父皇还是走了,对于相熹来说,父皇明明在更早的九岁时,就留在了那个夜晚,留在了那片即将铺满山尖的晨曦里。
这是她唯一的惦念,此刻,终于彻彻底底离开了她。
那天,相熹接到了圣旨,是父皇生前留下的,封她为长公主境和。
还有她五年未见的幼弟,成了瑞景帝相拯。
对于从熹来说,“境和”并不是相熹的封号,而是将她更加禁锢的枷锁。
相熹比从前更不爱表达了,表情也是始终如一的淡然平静。
相熹在年复一年里变得更加稳重内敛,而从熹,在日复一日中更爱相熹。
她难以抵抗相熹的容颜,相熹的温柔,相熹的出类拔萃,和相熹仅对她才有的需要。
一直过了这么多年,再想起相熹,她最先想起的,还是相熹父皇过世那天,她在寺里后院的大池塘找到她。

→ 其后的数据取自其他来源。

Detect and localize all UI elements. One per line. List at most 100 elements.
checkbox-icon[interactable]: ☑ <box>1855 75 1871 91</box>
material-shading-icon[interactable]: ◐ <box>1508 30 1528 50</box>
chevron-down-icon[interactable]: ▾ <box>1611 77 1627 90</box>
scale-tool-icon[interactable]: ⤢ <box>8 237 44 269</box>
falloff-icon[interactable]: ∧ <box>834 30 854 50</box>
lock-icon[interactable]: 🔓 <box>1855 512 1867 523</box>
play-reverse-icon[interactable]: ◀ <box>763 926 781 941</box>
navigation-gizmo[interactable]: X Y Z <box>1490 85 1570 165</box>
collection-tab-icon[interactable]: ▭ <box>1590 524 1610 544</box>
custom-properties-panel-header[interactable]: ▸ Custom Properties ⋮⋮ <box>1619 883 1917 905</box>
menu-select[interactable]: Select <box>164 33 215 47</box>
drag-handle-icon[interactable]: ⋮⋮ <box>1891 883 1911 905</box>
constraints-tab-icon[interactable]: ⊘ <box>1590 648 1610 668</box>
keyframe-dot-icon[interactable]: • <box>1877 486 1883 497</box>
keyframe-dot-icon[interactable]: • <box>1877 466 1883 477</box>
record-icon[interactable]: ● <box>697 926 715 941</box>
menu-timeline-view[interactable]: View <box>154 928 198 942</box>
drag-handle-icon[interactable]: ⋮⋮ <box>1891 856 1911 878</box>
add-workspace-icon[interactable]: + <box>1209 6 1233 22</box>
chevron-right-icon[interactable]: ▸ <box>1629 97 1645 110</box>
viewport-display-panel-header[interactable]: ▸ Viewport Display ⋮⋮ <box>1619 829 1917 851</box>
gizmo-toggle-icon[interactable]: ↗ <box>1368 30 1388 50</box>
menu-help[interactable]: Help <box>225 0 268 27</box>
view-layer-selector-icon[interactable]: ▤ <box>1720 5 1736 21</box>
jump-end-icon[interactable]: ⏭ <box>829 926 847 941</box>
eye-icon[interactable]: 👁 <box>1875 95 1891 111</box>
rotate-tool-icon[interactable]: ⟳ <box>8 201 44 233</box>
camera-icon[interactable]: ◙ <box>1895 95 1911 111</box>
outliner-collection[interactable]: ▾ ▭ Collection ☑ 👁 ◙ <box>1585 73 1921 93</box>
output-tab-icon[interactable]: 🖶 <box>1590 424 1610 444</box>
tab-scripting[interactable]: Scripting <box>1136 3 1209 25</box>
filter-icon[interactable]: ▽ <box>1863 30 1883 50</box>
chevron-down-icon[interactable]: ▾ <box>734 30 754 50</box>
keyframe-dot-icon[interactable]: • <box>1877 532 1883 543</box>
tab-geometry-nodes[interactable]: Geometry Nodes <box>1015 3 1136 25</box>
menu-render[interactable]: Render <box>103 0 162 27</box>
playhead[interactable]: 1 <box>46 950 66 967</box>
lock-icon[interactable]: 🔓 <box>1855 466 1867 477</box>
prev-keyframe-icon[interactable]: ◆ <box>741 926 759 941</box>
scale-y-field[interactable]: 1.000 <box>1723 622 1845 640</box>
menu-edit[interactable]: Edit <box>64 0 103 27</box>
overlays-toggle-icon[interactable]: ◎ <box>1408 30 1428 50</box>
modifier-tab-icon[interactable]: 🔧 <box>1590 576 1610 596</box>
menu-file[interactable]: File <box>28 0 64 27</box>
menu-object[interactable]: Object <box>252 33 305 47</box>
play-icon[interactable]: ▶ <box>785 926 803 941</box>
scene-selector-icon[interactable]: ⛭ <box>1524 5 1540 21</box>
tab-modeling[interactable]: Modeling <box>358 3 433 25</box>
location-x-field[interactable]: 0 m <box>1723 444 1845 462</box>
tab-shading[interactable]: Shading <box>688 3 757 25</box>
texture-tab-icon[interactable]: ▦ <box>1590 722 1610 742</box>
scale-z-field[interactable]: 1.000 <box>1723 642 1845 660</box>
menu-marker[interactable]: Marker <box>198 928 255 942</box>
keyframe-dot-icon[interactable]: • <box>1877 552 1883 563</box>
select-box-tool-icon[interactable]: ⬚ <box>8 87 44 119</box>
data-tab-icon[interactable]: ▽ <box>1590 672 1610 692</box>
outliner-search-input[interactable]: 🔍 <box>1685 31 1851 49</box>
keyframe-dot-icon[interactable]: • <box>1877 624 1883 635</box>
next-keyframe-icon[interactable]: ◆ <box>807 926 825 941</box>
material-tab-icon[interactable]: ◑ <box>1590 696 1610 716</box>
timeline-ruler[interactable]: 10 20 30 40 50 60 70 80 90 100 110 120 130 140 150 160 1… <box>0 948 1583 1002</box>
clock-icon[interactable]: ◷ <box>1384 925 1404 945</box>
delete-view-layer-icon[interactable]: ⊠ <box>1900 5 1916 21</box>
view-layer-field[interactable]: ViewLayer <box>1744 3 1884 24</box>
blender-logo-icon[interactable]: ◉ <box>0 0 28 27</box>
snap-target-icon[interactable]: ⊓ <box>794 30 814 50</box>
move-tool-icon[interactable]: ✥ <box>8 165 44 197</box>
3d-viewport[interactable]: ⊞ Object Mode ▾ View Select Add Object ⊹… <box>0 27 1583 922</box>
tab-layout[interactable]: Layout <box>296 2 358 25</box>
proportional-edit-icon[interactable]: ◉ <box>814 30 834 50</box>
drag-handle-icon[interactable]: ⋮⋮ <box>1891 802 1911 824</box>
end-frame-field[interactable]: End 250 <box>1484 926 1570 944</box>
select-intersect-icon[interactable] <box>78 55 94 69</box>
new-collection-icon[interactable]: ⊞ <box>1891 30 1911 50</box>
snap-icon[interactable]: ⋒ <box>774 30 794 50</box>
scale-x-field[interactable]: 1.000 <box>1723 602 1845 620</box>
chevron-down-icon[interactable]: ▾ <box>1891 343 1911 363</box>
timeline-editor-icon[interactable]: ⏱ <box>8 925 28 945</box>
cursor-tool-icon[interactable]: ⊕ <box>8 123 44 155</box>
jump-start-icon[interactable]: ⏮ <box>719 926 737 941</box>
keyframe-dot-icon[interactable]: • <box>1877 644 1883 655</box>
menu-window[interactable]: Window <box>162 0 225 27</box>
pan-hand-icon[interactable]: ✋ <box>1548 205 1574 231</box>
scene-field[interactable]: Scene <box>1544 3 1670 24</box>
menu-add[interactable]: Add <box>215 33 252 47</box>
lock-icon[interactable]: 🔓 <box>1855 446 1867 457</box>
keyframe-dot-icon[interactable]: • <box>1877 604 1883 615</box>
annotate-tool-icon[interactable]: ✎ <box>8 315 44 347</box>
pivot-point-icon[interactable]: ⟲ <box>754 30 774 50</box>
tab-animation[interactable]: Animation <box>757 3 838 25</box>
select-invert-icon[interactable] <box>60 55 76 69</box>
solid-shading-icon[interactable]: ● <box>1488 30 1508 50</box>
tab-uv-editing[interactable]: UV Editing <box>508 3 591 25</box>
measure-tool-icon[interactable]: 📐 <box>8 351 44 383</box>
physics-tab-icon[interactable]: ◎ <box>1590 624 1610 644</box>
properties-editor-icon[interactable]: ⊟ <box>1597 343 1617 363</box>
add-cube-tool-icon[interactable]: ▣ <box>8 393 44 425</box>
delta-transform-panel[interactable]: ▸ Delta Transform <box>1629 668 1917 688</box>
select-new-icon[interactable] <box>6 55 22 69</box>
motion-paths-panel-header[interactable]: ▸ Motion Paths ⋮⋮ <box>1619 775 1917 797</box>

才安慰两句,相熹便搂着她的腰,小声抽噎:“从熹,我只有你,和那些不得不背起来的责任了。”
从熹觉得难受,她比相熹还小一岁,才十三岁的女孩不懂爱情长什么样,也不知道那些无时无刻都存在的想要靠近该被赋予什么含义。
相熹说:“可责任太重,若我背负不起,又当如何?”
从熹的世界里只有相熹,所以她放出豪言:“就算担不起责任,也还有我,我不会跑掉。”
小小年纪说大话不考虑后果,虽然她日后回过味来暗下决心:以后都不能轻易允诺。
可当她看到需要安慰,需要支持的相熹时,她总是会毫不犹豫地承诺她。
“我不会走!”
“我怎么会嫁人?我是要一辈子跟着你的!”
“旁人怎么说你都不要放在心上,我会永远陪着你。”
“……”
这些誓言被她当做鼓励的话说出口,却被相熹当成生死契约记在心上。
两人从童稚到青涩,又从青涩到及笄。
后来她们都过了十六岁,从熹终于给自己几年的情愫下了定义——她爱相熹。
可如今的相熹,沉稳,收敛,心思极深。
她原本不在意相熹如何,她知道自己是爱这个人,无论这个人如何变化,她始终会为她心动。
可有一日,当再次久违地躺在一张凉席上午睡时,她看着近在咫尺的相熹,终究难耐,吻了上去。
她紧张又兴奋,等她哆哆嗦嗦在相熹的唇上离开的时候,却看到相熹终年如一日的,死水一般的眼。